I understand you might be frustrated by this issue but I'm still not convinced you've come up with a solution that is better.

Are you saying you first encountered this while having a local variable and a filter named x?

No, I was just adding another example showing why better errors is actually not (in my opinion) a better solution. There are corner cases and the code to handle that would be quite tricky.

Using spaces around the filter operator which doesn't seem like the conventional style in either Askama or Jinja (but apparently is the default in Tera)

Good point.
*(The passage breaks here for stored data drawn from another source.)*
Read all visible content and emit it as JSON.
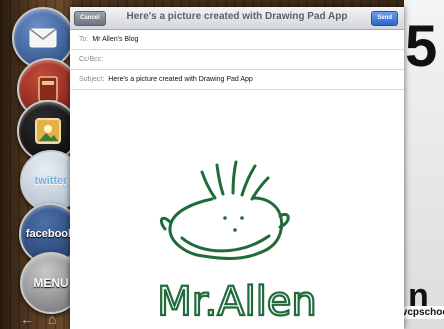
{
  "compose": {
    "cancel_label": "Cancel",
    "title": "Here's a picture created with Drawing Pad App",
    "send_label": "Send",
    "to_label": "To:",
    "to_value": "Mr Allen's Blog",
    "cc_label": "Cc/Bcc:",
    "subject_label": "Subject:",
    "subject_value": "Here's a picture created with Drawing Pad App"
  },
  "drawing": {
    "text": "Mr.Allen",
    "color": "#1f6b3a"
  },
  "dock": {
    "twitter_label": "twitter",
    "facebook_label": "facebook",
    "menu_label": "MENU"
  },
  "background": {
    "number": "5",
    "corner_letter": "n",
    "watermark": "wvcpschool.co"
  }
}
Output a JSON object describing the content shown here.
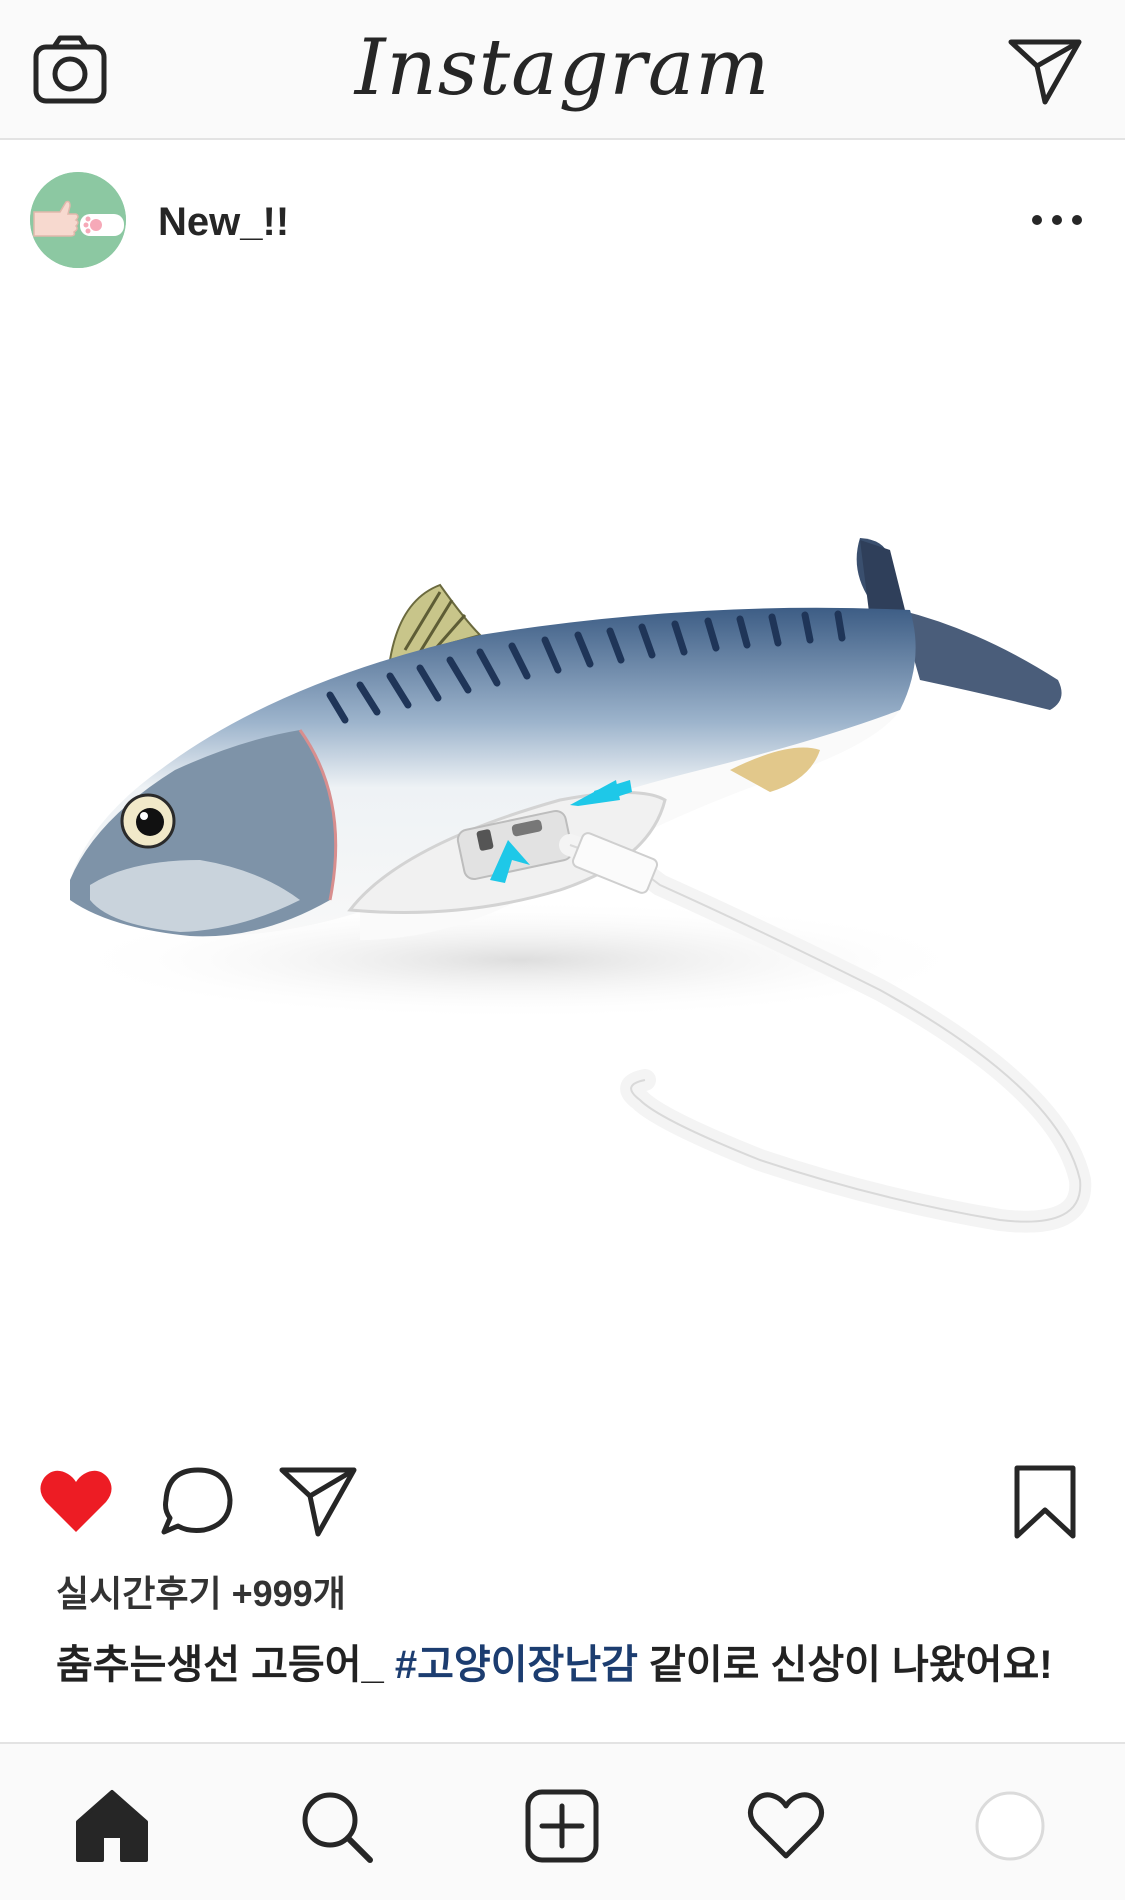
{
  "header": {
    "brand": "Instagram",
    "camera_icon": "camera-icon",
    "dm_icon": "paper-plane-icon"
  },
  "post": {
    "username": "New_!!",
    "avatar_icon": "hand-and-paw-avatar",
    "more_icon": "ellipsis-icon",
    "image_description_icon": "mackerel-toy-photo",
    "stats": "실시간후기 +999개",
    "caption": {
      "text_before": "춤추는생선 고등어_ ",
      "hashtag": "#고양이장난감",
      "text_after": " 같이로 신상이 나왔어요!"
    },
    "liked": true
  },
  "actions": {
    "like_icon": "heart-filled-icon",
    "comment_icon": "comment-icon",
    "share_icon": "paper-plane-icon",
    "save_icon": "bookmark-icon"
  },
  "nav": {
    "items": [
      {
        "name": "home",
        "icon": "home-filled-icon"
      },
      {
        "name": "search",
        "icon": "search-icon"
      },
      {
        "name": "add",
        "icon": "plus-square-icon"
      },
      {
        "name": "activity",
        "icon": "heart-outline-icon"
      },
      {
        "name": "profile",
        "icon": "profile-circle-icon"
      }
    ]
  },
  "colors": {
    "like_red": "#ed1c24",
    "hashtag_blue": "#1c3d70",
    "highlight_cyan": "#1ec8e8"
  }
}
But then not allowing the OR operator would then make the error detection very easy and we could then suggest (I'm fine to not allow having whitespace character around |, just unhappy with it going through and failing silently):

  • to remove whitespace characters to use the filter
  • add a | if it was meant to be an OR condition
  • use binary_or filter if they want to use the binary operator

Using binary or in the first place

That sounds like something very rare in jinja templates and in my opinion is a good enough justification to turn it into a built-in filter instead.
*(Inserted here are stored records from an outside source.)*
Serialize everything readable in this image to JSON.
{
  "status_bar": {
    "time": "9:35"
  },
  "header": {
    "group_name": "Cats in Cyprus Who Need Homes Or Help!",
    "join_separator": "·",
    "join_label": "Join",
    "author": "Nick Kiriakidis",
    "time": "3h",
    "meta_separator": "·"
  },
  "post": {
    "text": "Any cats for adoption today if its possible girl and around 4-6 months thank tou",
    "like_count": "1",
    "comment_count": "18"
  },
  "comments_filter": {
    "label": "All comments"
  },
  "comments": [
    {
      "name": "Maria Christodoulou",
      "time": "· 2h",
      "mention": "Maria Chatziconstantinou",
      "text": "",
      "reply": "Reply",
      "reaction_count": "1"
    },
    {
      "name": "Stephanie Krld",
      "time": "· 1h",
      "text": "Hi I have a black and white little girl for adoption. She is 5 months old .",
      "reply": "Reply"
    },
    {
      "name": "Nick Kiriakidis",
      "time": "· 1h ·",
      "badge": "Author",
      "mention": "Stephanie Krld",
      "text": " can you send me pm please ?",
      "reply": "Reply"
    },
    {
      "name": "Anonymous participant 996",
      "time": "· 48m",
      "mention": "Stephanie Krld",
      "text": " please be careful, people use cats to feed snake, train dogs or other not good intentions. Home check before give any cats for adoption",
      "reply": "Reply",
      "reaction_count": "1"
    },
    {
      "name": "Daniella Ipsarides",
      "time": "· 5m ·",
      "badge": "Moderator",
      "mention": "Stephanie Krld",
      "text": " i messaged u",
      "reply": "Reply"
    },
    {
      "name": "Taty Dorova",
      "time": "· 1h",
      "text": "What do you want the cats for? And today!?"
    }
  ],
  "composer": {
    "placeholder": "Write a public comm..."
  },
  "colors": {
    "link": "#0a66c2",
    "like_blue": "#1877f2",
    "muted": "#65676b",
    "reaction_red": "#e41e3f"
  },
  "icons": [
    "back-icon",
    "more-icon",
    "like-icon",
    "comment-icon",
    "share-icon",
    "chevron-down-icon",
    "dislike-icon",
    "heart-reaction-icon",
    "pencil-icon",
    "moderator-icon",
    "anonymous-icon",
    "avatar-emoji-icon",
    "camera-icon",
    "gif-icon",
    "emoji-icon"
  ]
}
Have a variable and a filter of the same name in scope

I think it's pretty uncommon but it's a possibility.

I understand you might be frustrated by this issue but I'm still not convinced you've come up with a solution that is better.

My main point is to turn the binary operators into built-in filters so that we can improve errors. If you have ideas, I'm very open to discuss them. I'd just like to not discover this bug after checking expanded code. ^^'

Have a variable and a filter of the same name in scope

I think it's pretty uncommon but it's a possibility.

So if you agree that having a variable and filter of the same name in scope seems uncommon then I think raising a compile-time error as suggested in a previous comment would be a nice improvement.

No, I was just adding another example showing why better errors is actually not (in my opinion) a better solution. There are corner cases and the code to handle that would be quite tricky.

I feel like the strategy I outlined is reasonable and not too tricky to implement? I agree that it's not a perfect solution, but I think the one thing we can agree on is that there is no perfect solution here.

Also previously you suggested that if we do this for binary or we should also do this for other binary operators which makes this a bigger change. And note that this would be a backwards incompatible change, so even people who have perfectly good templates where | and | are used as implemented now would have to change their templates.

My main point is to turn the binary operators into built-in filters so that we can improve errors. If you have ideas, I'm very open to discuss them. I'd just like to not discover this bug after checking expanded code. ^^'

I agree that finding this out from the output being incorrect is undesirable. I just think there's no obviously better solution.

So if you agree that having a variable and filter of the same name in scope seems uncommon then I think raising a compile-time error as suggested in a previous comment would be a nice improvement.

I feel like the strategy I outlined is reasonable and not too tricky to implement? I agree that it's not a perfect solution, but I think the one thing we can agree on is that there is no perfect solution here.

I don't like this approach as there is no way to ensure that what we're checking is actually valid because we don't have enough information at parsing-time, meaning we'll have to postpone it when generating code, which is again not great.

Also previously you suggested that if we do this for binary or we should also do this for other binary operators which makes this a bigger change. And note that this would be a backwards incompatible change, so even people who have perfectly good templates where | and | are used as implemented now would have to change their templates.

That's why we have semver. ;)

I agree that finding this out from the output being incorrect is undesirable. I just think there's no obviously better solution.

Tricky indeed as it is a matter of personal taste. 😆 For me, using built-in filter is better but I can understand you don't share my opinion. That said, I won't implement the new compile-time check because it's not something I believe will fix my issue but I'm curious to see how you will do it.